I want to have at least one more kid, to give Emsley a little brother or sister. I can't think beyond one more. It is too much for me! But I love when I see Emsley with babies and loves them so much. She will be a wonderful big sister. So right now, the Wises are filling out paperwork and finishing up our profile book to get our home study going. We have no money but a lot of faith that God provides. And he does and already has! Someone left us a large anonymous check at our house one day and it just reminded us that God is here. This process could take a while, and it doesn't help that we are both working, have a sweet girl who needs and wants our attention, and a life of house stuff, colds, friends to spend time with, and church things going on. But we will get it done and hopefully have more updates.

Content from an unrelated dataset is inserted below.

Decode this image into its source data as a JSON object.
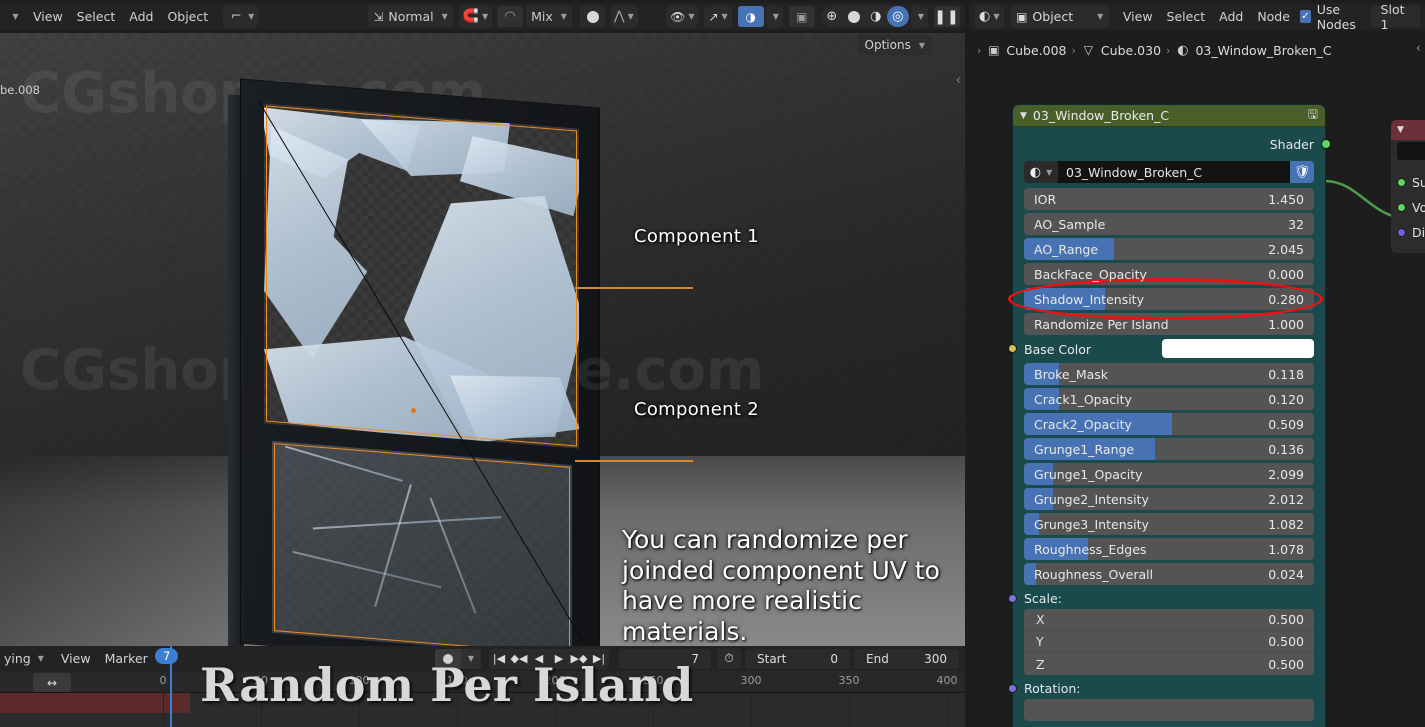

I still get nervous of whether I can love more than just Emsley but those fears are not of the Lord. I know unconditional love from no one else but Him and plan to show that to my daughter and any other children God decides to bring into our family.

So for now, pray for us that we get our butts in gear and for the birth mom that could be pregnant right now with our child. That God would minister to her heart in a big way and prepare us to love her as well. This is the part of adoption I love. The relationship that God allows to happen with this woman who will forever be in our hearts.